As I observed the little every day rituals they partake in, I realized how incredibly curious it all makes me. I wouldn't say jealous or envious, but curious. What is it like to be a teenage girl in a home where your dad comes to your room to say goodnight every evening, where family game night really happens, where your friends are welcome and frequent guests at the dinner table, and where everyone gathers to say a blessing before dinner? What is it like to come of age in a town where your basketball coach is also the sheriff and a member of your ward in church? A town where you can walk almost anywhere from your house? To grow up in a house with two parents there? I can't even fathom some of these things. I can see ups and downs in all of them, just as I can in the way I was raised, but it amazes me. It's all so....traditional, in a warm, peaceful sort of way. What is it like when there aren't people visiting? Is it still so happy and smooth going? Does it all still make sense or is it more of a burden or mask?

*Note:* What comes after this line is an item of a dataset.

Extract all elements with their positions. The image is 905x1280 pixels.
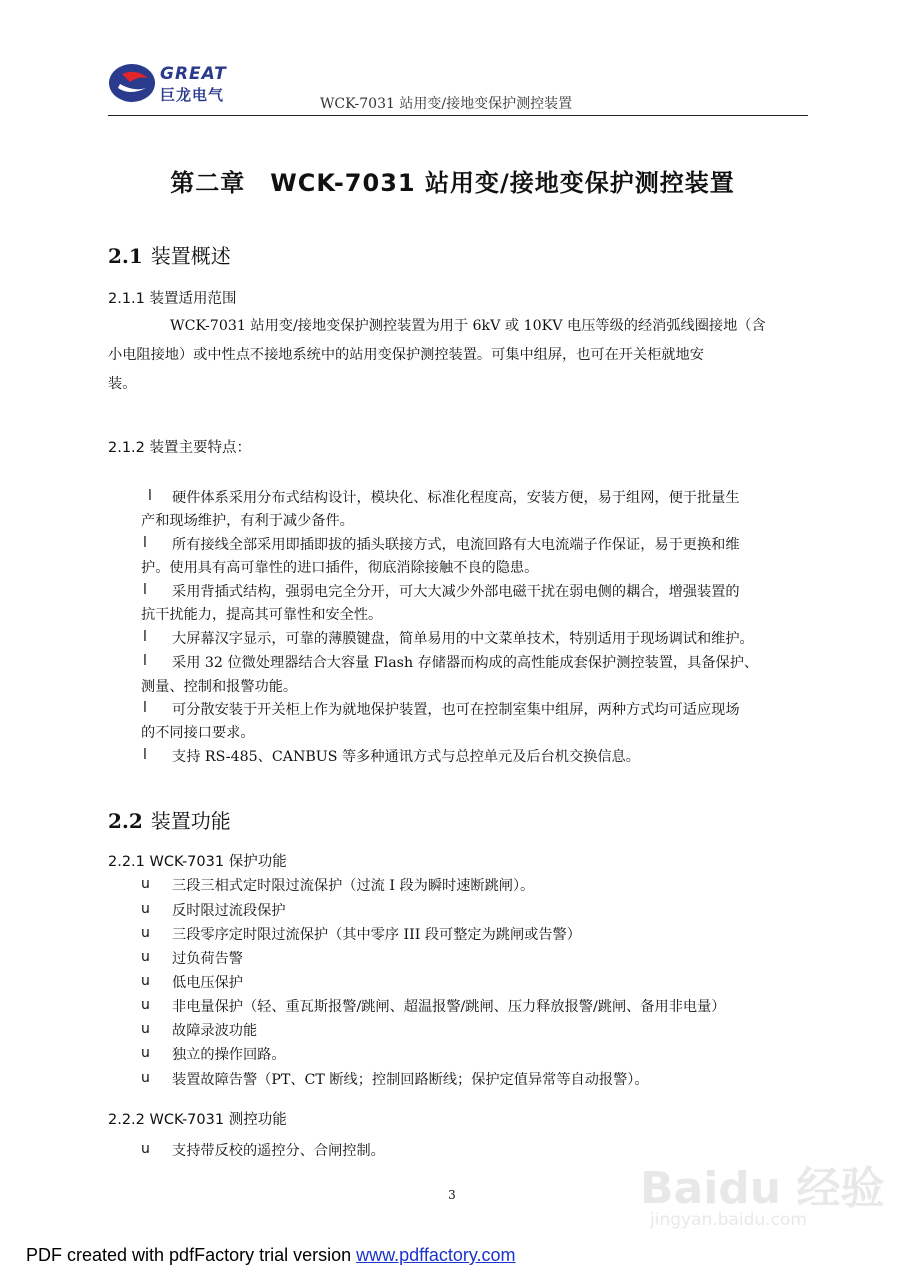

I left knowing these things 1) My dad is such a caring and sentimental person it makes me cry to think about. 2) My sisters are all so beautiful it's heartbreaking and smart that it's intimidating, but all in their own unique way. 3) My step mom works harder than anyone I know. She never stops. 4) The grandmother that never seems to age and always feels familiar has definitely aged, and didn't seem to know me at all. (One sign that things in that small town do change.) 5) I want to be a bigger part of it.